Un droit passerelle pérennisé pour 2021 ?

Un droit passerelle pérennisé pour 2021 ?

La crise du coronavirus aura eu comme intérêt – pour autant qu’il faille qu’on lui trouve un quelconque intérêt – de s’interroger sur le sort des indépendants empêchés d’exercer leur activité professionnelle pour des raisons totalement indépendantes de leur volonté.

Le Ministre des Indépendants, David Clarinval, a décidé de pérenniser le droit passerelle que nous sommes désormais nombreux à connaître. L’idée est de pouvoir couler dans le béton des règles qui permettront à l’indépendant empêché de bénéficier d’un revenu. En outre, ce n’est pas un droit passerelle qui devrait voir le jour en 2021, mais bien deux versions de celui-ci.

Vous êtes indépendant(e) et avez dû interrompre totalement votre activité

Les autorités ont été contraintes de prendre des mesures sanitaires strictes afin d’éviter la propagation du virus. Cela a eu pour conséquences la fermeture pure et simple de l’activité professionnelle de certains indépendants. Pensons, à titre d’exemple, à celles et ceux œuvrant dans le secteur de l’événementiel ou comme coiffeur. Pour ceux-ci, un droit passerelle pour interruption totale d’activité sera disponible dès le 1er février (sauf si le droit passerelle de crise est prolongé à ce moment).

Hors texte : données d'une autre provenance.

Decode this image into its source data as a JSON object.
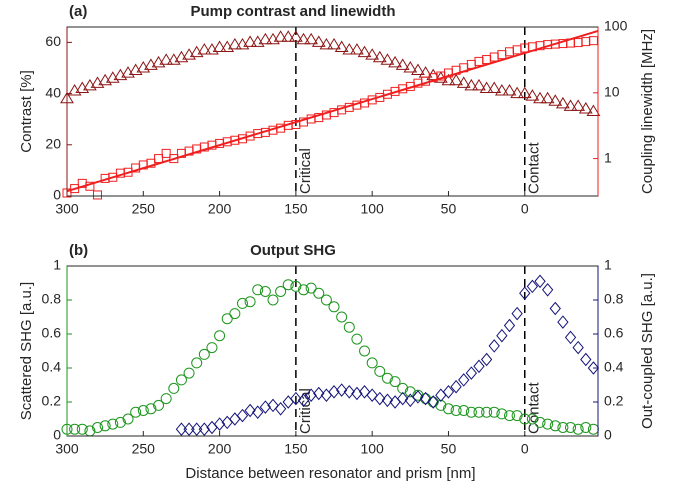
{
  "chart_data": [
    {
      "type": "scatter",
      "panel_label": "(a)",
      "title": "Pump contrast and linewidth",
      "ylabel": "Contrast [%]",
      "y2label": "Coupling linewidth [MHz]",
      "ylabel_color": "#8c1414",
      "y2label_color": "#f01e1e",
      "xlim": [
        300,
        -48
      ],
      "xticks": [
        300,
        250,
        200,
        150,
        100,
        50,
        0
      ],
      "ylim": [
        0,
        66
      ],
      "yticks": [
        0,
        20,
        40,
        60
      ],
      "y2lim": [
        0.27,
        100
      ],
      "y2ticks": [
        1,
        10,
        100
      ],
      "y2log": true,
      "vlines": [
        {
          "x": 150,
          "label": "Critical"
        },
        {
          "x": 0,
          "label": "Contact"
        }
      ],
      "series": [
        {
          "marker": "triangle",
          "color": "#8c1414",
          "axis": "y",
          "x": [
            300,
            295,
            290,
            285,
            280,
            275,
            270,
            265,
            260,
            255,
            250,
            245,
            240,
            235,
            230,
            225,
            220,
            215,
            210,
            205,
            200,
            195,
            190,
            185,
            180,
            175,
            170,
            165,
            160,
            155,
            150,
            145,
            140,
            135,
            130,
            125,
            120,
            115,
            110,
            105,
            100,
            95,
            90,
            85,
            80,
            75,
            70,
            65,
            60,
            55,
            50,
            45,
            40,
            35,
            30,
            25,
            20,
            15,
            10,
            5,
            0,
            -5,
            -10,
            -15,
            -20,
            -25,
            -30,
            -35,
            -40,
            -45
          ],
          "values": [
            38,
            41,
            42,
            43,
            44,
            45,
            46,
            47,
            48,
            49,
            50,
            51,
            52,
            53,
            53,
            54,
            55,
            56,
            57,
            57,
            58,
            58,
            59,
            59,
            60,
            60,
            61,
            61,
            62,
            62,
            62,
            61,
            61,
            60,
            59,
            59,
            58,
            57,
            57,
            56,
            55,
            54,
            53,
            52,
            51,
            50,
            49,
            48,
            47,
            46,
            45,
            45,
            44,
            43,
            43,
            42,
            42,
            41,
            41,
            40,
            40,
            39,
            38,
            38,
            37,
            36,
            35,
            35,
            34,
            33
          ]
        },
        {
          "marker": "square",
          "color": "#f01e1e",
          "axis": "y2",
          "x": [
            300,
            295,
            290,
            285,
            280,
            275,
            270,
            265,
            260,
            255,
            250,
            245,
            240,
            235,
            230,
            225,
            220,
            215,
            210,
            205,
            200,
            195,
            190,
            185,
            180,
            175,
            170,
            165,
            160,
            155,
            150,
            145,
            140,
            135,
            130,
            125,
            120,
            115,
            110,
            105,
            100,
            95,
            90,
            85,
            80,
            75,
            70,
            65,
            60,
            55,
            50,
            45,
            40,
            35,
            30,
            25,
            20,
            15,
            10,
            5,
            0,
            -5,
            -10,
            -15,
            -20,
            -25,
            -30,
            -35,
            -40,
            -45
          ],
          "values": [
            0.3,
            0.35,
            0.42,
            0.38,
            0.28,
            0.5,
            0.52,
            0.6,
            0.62,
            0.72,
            0.8,
            0.85,
            1.0,
            1.2,
            1.0,
            1.2,
            1.3,
            1.4,
            1.5,
            1.6,
            1.7,
            1.8,
            1.9,
            2.0,
            2.2,
            2.4,
            2.5,
            2.7,
            2.9,
            3.2,
            3.3,
            3.6,
            4.0,
            4.2,
            4.6,
            5.0,
            5.5,
            6.0,
            6.5,
            7.0,
            7.8,
            8.5,
            9.5,
            10.5,
            11.5,
            12.5,
            14,
            15,
            17,
            18,
            20,
            22,
            24,
            27,
            30,
            32,
            35,
            38,
            42,
            45,
            48,
            50,
            52,
            54,
            55,
            56,
            57,
            58,
            60,
            62
          ]
        },
        {
          "marker": "line",
          "color": "#f01e1e",
          "axis": "y2",
          "x": [
            300,
            -48
          ],
          "values": [
            0.32,
            87
          ]
        }
      ]
    },
    {
      "type": "scatter",
      "panel_label": "(b)",
      "title": "Output SHG",
      "xlabel": "Distance between resonator and prism [nm]",
      "ylabel": "Scattered SHG [a.u.]",
      "y2label": "Out-coupled SHG [a.u.]",
      "ylabel_color": "#1e961e",
      "y2label_color": "#14147a",
      "xlim": [
        300,
        -48
      ],
      "xticks": [
        300,
        250,
        200,
        150,
        100,
        50,
        0
      ],
      "ylim": [
        0,
        1
      ],
      "yticks": [
        0,
        0.2,
        0.4,
        0.6,
        0.8,
        1
      ],
      "y2lim": [
        0,
        1
      ],
      "y2ticks": [
        0,
        0.2,
        0.4,
        0.6,
        0.8,
        1
      ],
      "vlines": [
        {
          "x": 150,
          "label": "Critical"
        },
        {
          "x": 0,
          "label": "Contact"
        }
      ],
      "series": [
        {
          "marker": "circle",
          "color": "#1e961e",
          "axis": "y",
          "x": [
            300,
            295,
            290,
            285,
            280,
            275,
            270,
            265,
            260,
            255,
            250,
            245,
            240,
            235,
            230,
            225,
            220,
            215,
            210,
            205,
            200,
            195,
            190,
            185,
            180,
            175,
            170,
            165,
            160,
            155,
            150,
            145,
            140,
            135,
            130,
            125,
            120,
            115,
            110,
            105,
            100,
            95,
            90,
            85,
            80,
            75,
            70,
            65,
            60,
            55,
            50,
            45,
            40,
            35,
            30,
            25,
            20,
            15,
            10,
            5,
            0,
            -5,
            -10,
            -15,
            -20,
            -25,
            -30,
            -35,
            -40,
            -45
          ],
          "values": [
            0.04,
            0.04,
            0.04,
            0.03,
            0.05,
            0.06,
            0.07,
            0.08,
            0.1,
            0.14,
            0.15,
            0.16,
            0.18,
            0.22,
            0.28,
            0.33,
            0.37,
            0.43,
            0.48,
            0.52,
            0.59,
            0.69,
            0.72,
            0.78,
            0.79,
            0.86,
            0.85,
            0.8,
            0.85,
            0.89,
            0.88,
            0.86,
            0.87,
            0.84,
            0.8,
            0.76,
            0.7,
            0.64,
            0.57,
            0.5,
            0.43,
            0.38,
            0.34,
            0.32,
            0.28,
            0.26,
            0.24,
            0.22,
            0.2,
            0.18,
            0.16,
            0.15,
            0.15,
            0.14,
            0.14,
            0.14,
            0.14,
            0.13,
            0.12,
            0.12,
            0.1,
            0.1,
            0.08,
            0.07,
            0.06,
            0.05,
            0.05,
            0.04,
            0.05,
            0.04
          ]
        },
        {
          "marker": "diamond",
          "color": "#14147a",
          "axis": "y2",
          "x": [
            225,
            220,
            215,
            210,
            205,
            200,
            195,
            190,
            185,
            180,
            175,
            170,
            165,
            160,
            155,
            150,
            145,
            140,
            135,
            130,
            125,
            120,
            115,
            110,
            105,
            100,
            95,
            90,
            85,
            80,
            75,
            70,
            65,
            60,
            55,
            50,
            45,
            40,
            35,
            30,
            25,
            20,
            15,
            10,
            5,
            0,
            -5,
            -10,
            -15,
            -20,
            -25,
            -30,
            -35,
            -40,
            -45
          ],
          "values": [
            0.04,
            0.04,
            0.04,
            0.04,
            0.05,
            0.07,
            0.08,
            0.1,
            0.12,
            0.15,
            0.14,
            0.17,
            0.18,
            0.16,
            0.2,
            0.22,
            0.21,
            0.24,
            0.25,
            0.24,
            0.26,
            0.27,
            0.26,
            0.25,
            0.26,
            0.24,
            0.22,
            0.21,
            0.2,
            0.22,
            0.21,
            0.23,
            0.22,
            0.2,
            0.24,
            0.26,
            0.29,
            0.33,
            0.37,
            0.41,
            0.45,
            0.53,
            0.59,
            0.65,
            0.72,
            0.84,
            0.88,
            0.91,
            0.86,
            0.75,
            0.67,
            0.58,
            0.52,
            0.45,
            0.4
          ]
        }
      ]
    }
  ]
}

L’indemnité perçue sera de 1.291 euros ou de 1.614,10 euros selon que l’indépendant est isolé ou a charge de famille. Attention, ce droit passerelle sera lié au fait que l’indépendant aura dû interrompre totalement son activité. Il ne peut donc s’agir d’indépendant ayant fermé, par exemple, leur boutique et proposant un service de clic & collect. Si vous n’avez pas totalement arrêté de travailler ou si votre secteur est intrinsèquement lié à un autre secteur ayant, lui, dû fermer, vous devrez vous reporter sur le droit passerelle tel que décrit ci-dessous.

Vous êtes indépendant(e) et subissez une lourde perte de chiffre d’affaires

Ne pas devoir ‘fermer boutique’ ne signifie pas pour autant que la situation est radieuse. Pour les indépendants qui subissent une lourde perte en termes de chiffre d’affaires, le gouvernement a décidé de proposer un droit passerelle permettant de traverser la crise et, le cas échéant, de reprendre une activité complète lors de jours meilleurs. Toutefois, ce droit passerelle est également soumis à des conditions strictes.

Si son montant est équivalent à ceux indiqués ci-dessus, les conditions d’accès sont relativement plus strictes que celles connues des indépendants jusqu’ici. Ainsi, il faudra prouver 40% de perte de chiffre d’affaires et non plus, comme c’est le cas avec le droit passerelle d’aide à la reprise qu’on connaît aujourd’hui de 10% de perte. Ce droit passerelle peut être demandé mensuellement puisque vous êtes tenu de montrer que vous avez subi une perte de 40% par rapport au mois précédent. Attention, des justificatifs ou une attestation du comptable de l’indépendant sera nécessaire pour obtenir gain de cause.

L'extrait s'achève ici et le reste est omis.